The disembodied hand theme has become something of a cliche on film, having been first dealt with in The Beast with Five Fingers (1946) and continuing through the likes of Invasion of the Saucer Men (1957), The Crawling Hand (1963), Dr Terror’s House of Horrors (1965) and the more spoofy likes of The Evil Dead II (1987), Waxwork II: Lost in Time (1992), Quicksilver Highway (1997), Idle Hands (1999) and Bloody Knuckles (2014), not to mention a disembodied hand becoming a regular character in tv’s The Addams Family (1964-6).

Michael Caine (c) has his hand severed in an accident as Andrea Marcovicci and Bruce McGill try to help in The Hand (1981)
Michael Caine (c) has his hand severed in an accident as Andrea Marcovicci and Bruce McGill try to help

The Hand emerges more as a variant on the monster from the id film along the lines of the likes of Forbidden Planet (1956), The Black Cat (1981) and Monkey Shines (1988), with the disembodied limb coming to act out the aggrieved individual’s repressed angers. Alas, this leads to a film that seems like a single 90 minute misanthropic rant with the hand coming to exact Michael Caine’s ill feelings towards his wife, his possibly unfaithful girlfriend, the people who cheated him, even winos on the street (a cameo appearance from Stone). It is all a little heavy-handed.

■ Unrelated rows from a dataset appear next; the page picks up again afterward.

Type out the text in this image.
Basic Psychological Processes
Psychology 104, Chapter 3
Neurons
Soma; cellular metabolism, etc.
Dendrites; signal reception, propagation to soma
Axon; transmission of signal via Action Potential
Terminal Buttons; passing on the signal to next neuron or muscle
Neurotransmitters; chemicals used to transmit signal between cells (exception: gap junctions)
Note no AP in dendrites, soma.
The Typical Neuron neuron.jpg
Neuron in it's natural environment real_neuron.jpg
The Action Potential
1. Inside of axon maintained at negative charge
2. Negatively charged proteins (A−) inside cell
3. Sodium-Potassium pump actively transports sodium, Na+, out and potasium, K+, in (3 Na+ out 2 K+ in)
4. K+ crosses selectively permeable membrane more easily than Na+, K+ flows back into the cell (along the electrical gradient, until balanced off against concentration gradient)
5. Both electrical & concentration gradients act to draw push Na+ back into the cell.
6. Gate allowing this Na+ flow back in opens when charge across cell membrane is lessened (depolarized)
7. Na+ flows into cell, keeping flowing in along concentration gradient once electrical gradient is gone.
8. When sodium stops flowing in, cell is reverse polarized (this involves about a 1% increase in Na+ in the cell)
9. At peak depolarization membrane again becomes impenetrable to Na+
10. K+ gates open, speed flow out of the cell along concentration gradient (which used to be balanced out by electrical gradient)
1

Nevertheless, even when passing through hackwork like this, Oliver Stone succeeds in elevating it. He occasionally invests the film with a sense of ambiguity where we are never entirely sure whether it is the disembodied hand or else a demented Michael Caine doing things during his blackouts. In fact, The Hand is a film that could easily have come from the great producer Val Lewton whose films always dealt in psychological ambiguity between whether the supernatural was real or imagined – see Cat People (1942). (The Beast with Five Fingers tried to be a Lewtonian film too).

There are some fine scenes that touch upon this sinister uncertainty with Michael Caine going mad, threatening Annie McEnroe, and especially of his black-gloved hand appearing almost as a physical presence while he is in bed with her. There is one superlative piece of misdirection Stone creates that particularly stands out – the scene where, through judicious cross-cutting, he lets us believe that Andrea Marcovicci has been killed in a car crash and even leads up to the sheriff coming to Michael Caine’s door to tell him, only to have Caine open the door to show Marcovicci standing there.

A maddened Jonathan Lansdale (Michael Caine) threatens girlfriend Andrea Marcovicci in The Hand (1981)
A maddened Jonathan Lansdale (Michael Caine) threatens girlfriend Andrea Marcovicci

At the time he made The Hand, Michael Caine was caught in a career lull between being a brash young matinee idol in the 1960s, a disaster movie star in the 1970s and reinventing himself as a grand knight of the profession in the 1990s. He gives as an astonishingly over-the-top performance here, one that he almost entirely manages to deliver while yelling his head off. Caine can be a fine performer but unfortunately reserves types of performance like the one here for what he clearly regards as his bread-and-butter films. The climax with he wrestling and gasping around on a garage floor with a fake hand scales heights of overacting few other reputable actors would dare.

While these days Oliver Stone is more concerned with large, provocative message and political films, it would be interesting to see him revisit genre territory again. Certainly, some of his films have dabbled there – Talk Radio (1989) could almost be construed as a psycho film of sorts, as could the film noir U Turn (1997). His most notable other genre work as director was the mass murder epic Natural Born Killers (1994). He also wrote the screenplay for Conan the Barbarian (1982). As producer, Stone has overseen other genre films such as Kathryn Bigelow’s psycho-thriller Blue Steel (1990), the superb Cyberpunk tv mini-series Wild Palms (1993) and Freeway (1996), Matthew Bright’s deconstructed version of Little Red Riding Hood.